Alright, I can’t even keep up the satire. This bit is patently insulting. If “doing my part” amounts to Ms. Cannon not polluting the environment of a public space with carcinogens and putrid tobacco waste, congratulations: She has literally done the very least she could do for her fellow man. By the way, I just grabbed lunch at Chipotle and managed to avoid dropping a bug bomb on my way out of the place. Just spell the name right on my community service award, Rotary Club. (OK, maybe just a bit more satire.)

Here’s the deal: Growing up, my parents smoked. Most of the family smoked. Almost all of my folks’ friends smoked. The house, the car, most public settings — that nicotine haze was omnipresent. It clung to your clothes. Your hair? Infused with it. At home, the stuff changed the color of the walls.
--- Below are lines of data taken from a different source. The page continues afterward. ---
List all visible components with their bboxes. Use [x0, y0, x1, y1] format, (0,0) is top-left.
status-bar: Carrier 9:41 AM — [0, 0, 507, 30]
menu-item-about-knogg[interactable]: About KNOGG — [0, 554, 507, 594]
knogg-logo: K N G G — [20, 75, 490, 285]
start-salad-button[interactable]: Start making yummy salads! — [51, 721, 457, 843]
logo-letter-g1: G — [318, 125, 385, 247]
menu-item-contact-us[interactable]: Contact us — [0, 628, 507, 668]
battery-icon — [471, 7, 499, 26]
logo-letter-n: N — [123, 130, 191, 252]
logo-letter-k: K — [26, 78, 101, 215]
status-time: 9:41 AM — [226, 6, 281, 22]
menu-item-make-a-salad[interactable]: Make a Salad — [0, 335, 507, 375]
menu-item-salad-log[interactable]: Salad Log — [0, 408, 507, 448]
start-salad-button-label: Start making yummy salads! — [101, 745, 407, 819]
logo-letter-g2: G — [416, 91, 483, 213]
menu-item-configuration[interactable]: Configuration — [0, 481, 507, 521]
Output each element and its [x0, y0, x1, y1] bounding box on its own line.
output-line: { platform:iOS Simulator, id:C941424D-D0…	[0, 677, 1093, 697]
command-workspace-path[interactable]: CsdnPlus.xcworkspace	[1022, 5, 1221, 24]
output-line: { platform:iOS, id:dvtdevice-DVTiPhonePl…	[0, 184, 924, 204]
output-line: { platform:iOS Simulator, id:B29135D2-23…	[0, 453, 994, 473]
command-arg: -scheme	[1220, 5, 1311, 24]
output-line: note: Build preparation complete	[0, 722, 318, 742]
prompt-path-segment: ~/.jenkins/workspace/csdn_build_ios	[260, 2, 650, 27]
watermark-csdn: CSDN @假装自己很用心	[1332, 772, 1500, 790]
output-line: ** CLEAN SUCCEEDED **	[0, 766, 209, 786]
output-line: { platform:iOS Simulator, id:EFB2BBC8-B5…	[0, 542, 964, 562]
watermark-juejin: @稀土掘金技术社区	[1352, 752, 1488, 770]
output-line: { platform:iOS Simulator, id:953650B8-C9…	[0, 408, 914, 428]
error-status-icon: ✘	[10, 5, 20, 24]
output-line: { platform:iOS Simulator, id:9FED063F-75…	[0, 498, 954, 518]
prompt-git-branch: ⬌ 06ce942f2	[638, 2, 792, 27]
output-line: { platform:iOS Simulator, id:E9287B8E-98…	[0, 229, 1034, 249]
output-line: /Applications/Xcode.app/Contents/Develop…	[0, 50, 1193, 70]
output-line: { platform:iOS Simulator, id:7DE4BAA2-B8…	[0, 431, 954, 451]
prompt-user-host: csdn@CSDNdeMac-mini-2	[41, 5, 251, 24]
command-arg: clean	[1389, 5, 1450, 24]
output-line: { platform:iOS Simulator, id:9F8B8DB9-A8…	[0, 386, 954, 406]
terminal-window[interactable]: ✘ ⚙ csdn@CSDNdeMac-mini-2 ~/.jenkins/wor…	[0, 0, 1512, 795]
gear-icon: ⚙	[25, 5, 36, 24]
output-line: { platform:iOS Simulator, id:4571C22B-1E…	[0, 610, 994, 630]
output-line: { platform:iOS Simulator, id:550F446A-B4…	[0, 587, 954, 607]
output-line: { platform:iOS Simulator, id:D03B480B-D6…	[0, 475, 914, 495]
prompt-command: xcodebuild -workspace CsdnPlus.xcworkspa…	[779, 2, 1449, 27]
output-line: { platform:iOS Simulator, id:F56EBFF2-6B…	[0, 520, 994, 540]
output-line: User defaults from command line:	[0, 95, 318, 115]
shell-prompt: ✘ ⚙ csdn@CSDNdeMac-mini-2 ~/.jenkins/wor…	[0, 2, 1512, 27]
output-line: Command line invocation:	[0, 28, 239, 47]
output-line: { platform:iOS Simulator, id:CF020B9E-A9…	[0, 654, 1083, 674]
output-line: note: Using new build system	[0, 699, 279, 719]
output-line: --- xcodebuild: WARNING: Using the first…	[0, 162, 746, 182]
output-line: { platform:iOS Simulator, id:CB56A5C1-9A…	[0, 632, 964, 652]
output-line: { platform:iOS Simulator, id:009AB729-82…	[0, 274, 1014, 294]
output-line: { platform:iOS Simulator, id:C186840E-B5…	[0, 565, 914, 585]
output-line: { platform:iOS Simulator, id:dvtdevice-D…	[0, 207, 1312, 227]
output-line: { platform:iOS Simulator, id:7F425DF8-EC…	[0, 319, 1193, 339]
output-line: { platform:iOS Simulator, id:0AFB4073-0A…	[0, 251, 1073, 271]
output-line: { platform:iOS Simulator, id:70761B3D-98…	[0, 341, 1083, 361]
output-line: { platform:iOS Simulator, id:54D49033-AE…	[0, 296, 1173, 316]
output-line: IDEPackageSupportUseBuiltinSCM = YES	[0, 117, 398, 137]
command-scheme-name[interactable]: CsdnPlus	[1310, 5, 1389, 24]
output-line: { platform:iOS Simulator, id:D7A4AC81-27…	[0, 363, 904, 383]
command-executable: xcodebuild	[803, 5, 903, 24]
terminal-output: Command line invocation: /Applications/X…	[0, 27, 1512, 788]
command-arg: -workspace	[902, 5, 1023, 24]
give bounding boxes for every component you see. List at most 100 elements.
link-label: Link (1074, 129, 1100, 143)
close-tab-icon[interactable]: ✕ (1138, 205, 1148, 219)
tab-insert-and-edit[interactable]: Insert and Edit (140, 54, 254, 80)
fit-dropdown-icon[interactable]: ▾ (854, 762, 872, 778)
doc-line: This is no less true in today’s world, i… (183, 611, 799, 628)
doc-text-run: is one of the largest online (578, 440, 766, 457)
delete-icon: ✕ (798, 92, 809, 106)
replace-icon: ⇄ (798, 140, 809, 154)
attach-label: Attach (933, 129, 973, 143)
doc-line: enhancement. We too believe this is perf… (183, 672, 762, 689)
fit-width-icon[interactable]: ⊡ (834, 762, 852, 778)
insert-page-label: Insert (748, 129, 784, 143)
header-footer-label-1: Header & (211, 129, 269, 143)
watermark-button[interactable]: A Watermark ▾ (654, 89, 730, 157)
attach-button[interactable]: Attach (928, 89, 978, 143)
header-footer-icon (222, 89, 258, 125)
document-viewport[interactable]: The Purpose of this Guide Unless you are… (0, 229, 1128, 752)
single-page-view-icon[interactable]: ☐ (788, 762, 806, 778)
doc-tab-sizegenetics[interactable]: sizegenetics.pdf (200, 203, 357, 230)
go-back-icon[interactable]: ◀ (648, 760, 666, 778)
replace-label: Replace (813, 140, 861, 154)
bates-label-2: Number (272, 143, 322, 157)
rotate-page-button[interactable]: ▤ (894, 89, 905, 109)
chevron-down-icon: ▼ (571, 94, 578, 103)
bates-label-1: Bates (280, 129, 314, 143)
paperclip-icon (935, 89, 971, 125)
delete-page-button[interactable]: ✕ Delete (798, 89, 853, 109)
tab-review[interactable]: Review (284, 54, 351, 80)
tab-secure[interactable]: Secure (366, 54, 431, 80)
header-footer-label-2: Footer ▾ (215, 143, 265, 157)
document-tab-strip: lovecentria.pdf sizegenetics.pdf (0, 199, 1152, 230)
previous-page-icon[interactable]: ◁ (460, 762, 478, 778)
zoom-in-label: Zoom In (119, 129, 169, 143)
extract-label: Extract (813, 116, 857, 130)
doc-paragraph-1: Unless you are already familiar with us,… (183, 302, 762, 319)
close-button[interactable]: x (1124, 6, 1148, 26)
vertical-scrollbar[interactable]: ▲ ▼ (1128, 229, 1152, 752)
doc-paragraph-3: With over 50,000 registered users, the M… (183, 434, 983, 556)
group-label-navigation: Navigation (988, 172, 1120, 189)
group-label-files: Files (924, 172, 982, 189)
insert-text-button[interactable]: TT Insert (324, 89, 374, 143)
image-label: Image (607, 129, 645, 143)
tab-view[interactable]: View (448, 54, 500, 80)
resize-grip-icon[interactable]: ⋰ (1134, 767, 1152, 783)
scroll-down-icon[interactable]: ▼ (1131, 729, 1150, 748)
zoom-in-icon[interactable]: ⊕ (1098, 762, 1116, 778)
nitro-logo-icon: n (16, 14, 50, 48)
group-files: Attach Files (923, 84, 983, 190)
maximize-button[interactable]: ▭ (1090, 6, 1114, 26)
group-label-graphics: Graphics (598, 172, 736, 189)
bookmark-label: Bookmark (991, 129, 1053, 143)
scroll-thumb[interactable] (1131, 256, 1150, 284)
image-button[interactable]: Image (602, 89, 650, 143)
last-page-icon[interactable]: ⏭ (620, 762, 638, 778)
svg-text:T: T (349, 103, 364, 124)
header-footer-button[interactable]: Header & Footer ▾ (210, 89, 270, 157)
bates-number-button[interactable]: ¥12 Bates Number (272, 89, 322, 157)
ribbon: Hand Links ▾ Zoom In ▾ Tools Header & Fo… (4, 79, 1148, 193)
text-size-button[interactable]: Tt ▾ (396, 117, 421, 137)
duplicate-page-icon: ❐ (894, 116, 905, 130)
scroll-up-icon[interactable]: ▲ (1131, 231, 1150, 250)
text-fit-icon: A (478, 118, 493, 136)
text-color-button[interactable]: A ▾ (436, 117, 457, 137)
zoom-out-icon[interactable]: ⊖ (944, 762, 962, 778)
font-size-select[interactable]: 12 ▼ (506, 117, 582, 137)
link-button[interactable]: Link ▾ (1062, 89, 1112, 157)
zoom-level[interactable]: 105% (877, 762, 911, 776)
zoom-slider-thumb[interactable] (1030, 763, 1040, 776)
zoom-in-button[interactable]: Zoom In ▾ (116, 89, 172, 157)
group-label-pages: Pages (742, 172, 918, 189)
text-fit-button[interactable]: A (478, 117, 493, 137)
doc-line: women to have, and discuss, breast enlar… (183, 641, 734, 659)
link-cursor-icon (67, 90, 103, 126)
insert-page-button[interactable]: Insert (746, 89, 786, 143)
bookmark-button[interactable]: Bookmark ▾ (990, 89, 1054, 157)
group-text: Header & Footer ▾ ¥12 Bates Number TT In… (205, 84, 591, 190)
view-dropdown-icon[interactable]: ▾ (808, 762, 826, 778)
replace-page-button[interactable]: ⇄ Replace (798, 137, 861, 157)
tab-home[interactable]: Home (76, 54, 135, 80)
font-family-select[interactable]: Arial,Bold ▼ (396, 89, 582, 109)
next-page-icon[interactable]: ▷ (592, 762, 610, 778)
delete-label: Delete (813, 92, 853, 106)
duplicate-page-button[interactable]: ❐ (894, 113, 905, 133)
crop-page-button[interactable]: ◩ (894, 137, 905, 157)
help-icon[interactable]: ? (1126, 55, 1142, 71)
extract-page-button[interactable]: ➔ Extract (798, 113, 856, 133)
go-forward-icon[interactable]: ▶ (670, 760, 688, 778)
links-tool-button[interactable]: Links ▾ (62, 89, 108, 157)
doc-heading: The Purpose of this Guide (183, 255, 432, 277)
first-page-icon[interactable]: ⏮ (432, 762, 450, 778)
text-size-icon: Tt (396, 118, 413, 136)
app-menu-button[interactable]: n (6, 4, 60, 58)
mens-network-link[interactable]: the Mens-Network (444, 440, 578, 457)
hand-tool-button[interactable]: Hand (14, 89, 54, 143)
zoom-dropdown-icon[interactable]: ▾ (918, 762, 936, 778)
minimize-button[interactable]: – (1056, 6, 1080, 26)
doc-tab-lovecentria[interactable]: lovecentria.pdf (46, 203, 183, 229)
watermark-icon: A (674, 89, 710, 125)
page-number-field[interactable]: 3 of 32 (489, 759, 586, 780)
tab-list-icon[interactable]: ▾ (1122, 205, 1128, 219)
Things changed over time, mostly because we’re all a little smarter now. Smoking is, as we all know, alarmingly unhealthy for the smoker. And for those around the smoker, it’s equally dangerous and almost universally regarded as repulsive. You want to suck on a menthol until your lungs dry up? That’s your business. Prefer to dial it down to some vapor-blowing contraption in an effort to reverse the effects on your health? Good on you.

But in either case, Ms. Cannon, you and “people like you” need to find somewhere private or in the distant outdoors to handle your business, because it wasn’t any of us who got you tied up in your torrid love affair with Joe Camel. We’re just trying to breathe over here.

It’s your addiction. You deal with it.